Zev A. Wainberg, MD: I want to talk about the adverse effects and some of the new directions, such as EGFR antibodies. This is timely because we just published a paper. I want to get your take on this, Jaffer. Cetuximab and panitumumab have been around for a long time, and we all know that upward of 90% of patients get an acne from rash of some degree. It’s usually managed—though it depends on your institution—with a variety of topical creams, whether it’s steroids or some element of Cleocin [clindamycin] or 1 of those soothing gels along with daily antibiotics, which usually include doxycycline and minocycline. Sometimes that’s very cumbersome, and sometimes you have a lot of patients who have adverse effects with the antibiotics themselves. But we know that if we treat the rash aggressively, and patients are gaining benefit from the EGFR therapy, they’re going to stay on longer.
We participated in an interesting study, which just got published in Cancer Discovery, looking at a new topical treatment for rash induced by an EGFR antibody. A topical BRAF cream works essentially through the paradoxical effect of inhibiting the EGFR-induced rash on the skin of patients. It’s being tested in burn victims as well for similar reasons, but also we tested it. Toni Ribas at UCLA shepherded this idea because he tested in melanoma. A company that developed this cream, and we tested it recently in a pilot study in patients who haven’t been treated with antibiotics to see if we could reduce with this new topical BRAF cream rash. It does work, interestingly. It really does. It does downgrade the rash. It doesn’t make it go away, but it downgrades it. The next step is that we’re doing next is to see if it’s better than the standard-of-care steroid creams and all those things because it’s a more mechanistic way. It’s very elegant science that went into the development of this drug.

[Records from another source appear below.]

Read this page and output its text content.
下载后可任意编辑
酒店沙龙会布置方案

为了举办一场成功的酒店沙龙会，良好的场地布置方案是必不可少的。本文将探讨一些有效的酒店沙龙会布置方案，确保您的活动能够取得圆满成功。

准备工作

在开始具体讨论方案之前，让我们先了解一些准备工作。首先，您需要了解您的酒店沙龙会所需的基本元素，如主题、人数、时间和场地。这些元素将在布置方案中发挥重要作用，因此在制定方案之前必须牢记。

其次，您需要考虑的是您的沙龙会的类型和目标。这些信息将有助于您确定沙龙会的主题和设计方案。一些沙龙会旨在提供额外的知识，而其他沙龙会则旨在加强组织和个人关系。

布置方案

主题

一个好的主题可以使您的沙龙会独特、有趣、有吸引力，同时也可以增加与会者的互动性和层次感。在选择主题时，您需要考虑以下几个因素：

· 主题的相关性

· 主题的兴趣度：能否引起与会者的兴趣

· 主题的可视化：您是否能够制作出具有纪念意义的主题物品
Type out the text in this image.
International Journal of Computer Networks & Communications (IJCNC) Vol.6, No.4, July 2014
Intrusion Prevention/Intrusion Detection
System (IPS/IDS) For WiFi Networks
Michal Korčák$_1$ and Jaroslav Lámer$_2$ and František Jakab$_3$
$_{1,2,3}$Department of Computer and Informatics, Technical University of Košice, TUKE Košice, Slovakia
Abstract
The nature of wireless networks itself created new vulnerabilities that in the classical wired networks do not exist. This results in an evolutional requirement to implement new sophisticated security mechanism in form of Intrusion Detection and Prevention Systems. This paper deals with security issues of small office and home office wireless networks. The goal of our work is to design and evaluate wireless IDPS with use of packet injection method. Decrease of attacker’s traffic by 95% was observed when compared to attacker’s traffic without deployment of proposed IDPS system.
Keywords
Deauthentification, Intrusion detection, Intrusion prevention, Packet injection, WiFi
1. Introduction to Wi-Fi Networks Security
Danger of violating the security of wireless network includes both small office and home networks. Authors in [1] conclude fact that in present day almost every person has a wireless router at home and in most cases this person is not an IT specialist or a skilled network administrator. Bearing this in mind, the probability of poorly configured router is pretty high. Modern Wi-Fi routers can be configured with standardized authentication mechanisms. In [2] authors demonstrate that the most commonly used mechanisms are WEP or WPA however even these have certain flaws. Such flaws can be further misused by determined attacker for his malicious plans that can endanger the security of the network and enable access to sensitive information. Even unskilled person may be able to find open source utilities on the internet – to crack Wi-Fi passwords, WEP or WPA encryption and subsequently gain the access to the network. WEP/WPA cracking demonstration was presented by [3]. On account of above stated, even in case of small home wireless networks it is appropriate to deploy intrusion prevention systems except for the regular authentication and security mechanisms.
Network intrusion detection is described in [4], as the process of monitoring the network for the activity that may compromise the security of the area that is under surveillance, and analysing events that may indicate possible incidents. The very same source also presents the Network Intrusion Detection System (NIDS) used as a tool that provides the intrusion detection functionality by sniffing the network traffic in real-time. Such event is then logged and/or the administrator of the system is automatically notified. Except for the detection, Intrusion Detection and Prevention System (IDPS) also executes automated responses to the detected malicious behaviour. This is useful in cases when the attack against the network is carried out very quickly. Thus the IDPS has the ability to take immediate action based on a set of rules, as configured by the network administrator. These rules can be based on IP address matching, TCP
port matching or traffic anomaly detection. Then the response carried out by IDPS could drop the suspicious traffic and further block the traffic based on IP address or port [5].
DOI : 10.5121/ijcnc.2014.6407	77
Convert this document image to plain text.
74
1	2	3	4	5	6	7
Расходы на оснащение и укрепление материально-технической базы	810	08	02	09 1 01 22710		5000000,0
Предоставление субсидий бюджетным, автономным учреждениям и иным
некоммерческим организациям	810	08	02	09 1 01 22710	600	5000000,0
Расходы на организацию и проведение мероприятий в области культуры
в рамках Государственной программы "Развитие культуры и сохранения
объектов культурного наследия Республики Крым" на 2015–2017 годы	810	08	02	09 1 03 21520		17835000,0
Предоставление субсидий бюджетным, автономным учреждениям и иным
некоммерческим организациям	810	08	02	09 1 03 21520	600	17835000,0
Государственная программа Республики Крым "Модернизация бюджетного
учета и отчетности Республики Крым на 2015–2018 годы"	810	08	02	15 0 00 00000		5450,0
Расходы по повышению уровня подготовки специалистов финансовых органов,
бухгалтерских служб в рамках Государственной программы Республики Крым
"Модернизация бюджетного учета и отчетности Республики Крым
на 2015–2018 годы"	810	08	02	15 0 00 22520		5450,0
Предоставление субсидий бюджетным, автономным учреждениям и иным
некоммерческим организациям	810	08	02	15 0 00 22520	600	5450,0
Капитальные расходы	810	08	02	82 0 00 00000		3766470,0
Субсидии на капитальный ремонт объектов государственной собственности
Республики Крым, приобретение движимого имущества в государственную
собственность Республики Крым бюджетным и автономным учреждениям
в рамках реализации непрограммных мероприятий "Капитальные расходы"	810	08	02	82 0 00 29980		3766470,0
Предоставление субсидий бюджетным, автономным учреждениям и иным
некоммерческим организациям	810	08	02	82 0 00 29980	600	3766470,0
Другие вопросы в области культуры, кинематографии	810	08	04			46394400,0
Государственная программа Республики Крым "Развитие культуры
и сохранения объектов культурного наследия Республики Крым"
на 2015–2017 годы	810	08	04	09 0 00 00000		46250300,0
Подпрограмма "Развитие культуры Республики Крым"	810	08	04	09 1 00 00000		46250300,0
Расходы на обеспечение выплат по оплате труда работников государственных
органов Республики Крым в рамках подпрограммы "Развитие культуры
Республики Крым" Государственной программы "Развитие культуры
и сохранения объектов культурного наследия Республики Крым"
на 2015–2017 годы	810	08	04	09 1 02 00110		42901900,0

It’s funny how an old adverse effect like rash can be repurposed and thought about differently. The reason why it was interesting is because as we were developing the clinical trial, it turns out there are no directly FDA-approved treatments of the EGFR rash. To design the study, you’re not sure what the control arm should be. Ultimately, this is important in study design. What should your control arm be? If there’s no FDA approval, what should you do? There’s a lot of discussion about how to design the study. It was interesting to me, even though we all manage it in a certain way.
You think about something that’s been around forever and you say, “How could you improve it if there’s a more scientific way to study this and extend it?” That drug’s moving on to the next phase. I find that for now, the best way to manage it is to keep patients on doxycycline or minocycline.